I believe and assume that you share with me the desire to promote these values of justice and compassion.  What is it then that holds us back from practising them more and better?  Or, more correctly, how do we hold ourselves back?  I think there are probably at least three factors at work, namely temperament, perceived ability, and energy.  I have done a number of temperament analyses and know myself as an introvert.  I feel much more comfortable in my cave than I do in the hurly burly of public life.  But it’s a mistake to excuse myself on these grounds because there are many  ways to practise justice in public affairs without being in the public eye.  And one of the ways, I’m sure, is for those of us who are not comfortable in the public eye to hold up the arms and support the voices of those who are.  With respect to ability, I intentionally called it “perceived ability” because I believe that any one of us has more potential than we know or give ourselves credit for.  It takes some belief in ourselves that we are capable of change, to be willing the say with Red Green:  “I’m a man (or woman), and I can change, if I have to.”

We have to because justice and compassion have become life and death issues in this contentious human family of ours.  In addition to that let’s not forget that having differing abilities is more a blessing than a curse.  We are a body as well as disparate parts, so that the gifts and talents that each of us possesses enhances and enriches the whole.

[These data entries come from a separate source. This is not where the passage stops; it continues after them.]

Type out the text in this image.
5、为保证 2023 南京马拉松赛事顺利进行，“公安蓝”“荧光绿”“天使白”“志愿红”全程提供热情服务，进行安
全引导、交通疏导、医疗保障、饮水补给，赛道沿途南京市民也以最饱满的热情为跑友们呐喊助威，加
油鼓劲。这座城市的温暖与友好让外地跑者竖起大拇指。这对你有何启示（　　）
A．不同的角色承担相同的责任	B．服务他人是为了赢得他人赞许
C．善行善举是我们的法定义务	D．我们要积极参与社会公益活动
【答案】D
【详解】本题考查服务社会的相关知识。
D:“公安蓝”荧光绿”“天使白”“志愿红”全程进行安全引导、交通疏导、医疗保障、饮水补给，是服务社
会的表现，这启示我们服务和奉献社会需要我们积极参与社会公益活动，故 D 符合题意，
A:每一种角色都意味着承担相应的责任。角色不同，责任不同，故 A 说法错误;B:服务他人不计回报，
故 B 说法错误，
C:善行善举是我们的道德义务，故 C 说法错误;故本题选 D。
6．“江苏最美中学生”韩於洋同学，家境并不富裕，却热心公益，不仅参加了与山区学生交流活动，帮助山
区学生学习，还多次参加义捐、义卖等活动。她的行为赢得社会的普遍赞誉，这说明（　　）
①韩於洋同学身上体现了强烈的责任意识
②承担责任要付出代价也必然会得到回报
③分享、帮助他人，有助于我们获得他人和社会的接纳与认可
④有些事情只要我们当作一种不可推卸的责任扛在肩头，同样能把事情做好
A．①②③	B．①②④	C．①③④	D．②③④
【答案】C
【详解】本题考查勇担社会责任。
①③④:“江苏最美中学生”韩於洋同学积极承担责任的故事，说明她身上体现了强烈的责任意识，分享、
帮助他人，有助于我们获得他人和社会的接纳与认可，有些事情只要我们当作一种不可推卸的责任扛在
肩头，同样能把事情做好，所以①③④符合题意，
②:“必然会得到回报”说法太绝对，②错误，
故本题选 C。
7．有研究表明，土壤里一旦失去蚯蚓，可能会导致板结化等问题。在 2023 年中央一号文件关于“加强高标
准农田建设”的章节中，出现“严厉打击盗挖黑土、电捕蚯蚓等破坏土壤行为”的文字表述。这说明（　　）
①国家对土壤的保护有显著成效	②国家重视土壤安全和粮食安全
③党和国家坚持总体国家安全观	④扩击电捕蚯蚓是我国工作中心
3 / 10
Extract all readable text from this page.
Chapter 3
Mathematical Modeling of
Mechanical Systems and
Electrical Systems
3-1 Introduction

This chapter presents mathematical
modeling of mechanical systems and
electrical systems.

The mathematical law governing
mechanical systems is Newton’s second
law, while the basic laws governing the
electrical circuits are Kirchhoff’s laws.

That’s what letting your light shine means.  Your light is your light. Finally, there’s energy, or lack thereof.  If we feel that our energies are drained away by the enormity of the issues in the larger world, we need to look again at this small flame and recall that it’s better to light one candle than to rail at the dark.  That means to me that we give up the requirement that we change the whole world and focus on what we can do with the energy we have.  It is here that my hope lies once again that we are willing to breathe new life into our social justice efforts so that the Comox Valley Unitarian Fellowship can continue to be known as those who not only affirm, but also promote and practice, justice and compassion.  “This little light of mine, I’m going to let it shine.”  May it be so for you too, and may we encourage and embolden one another to be that community that lives in many ways the spirit of justice and compassion.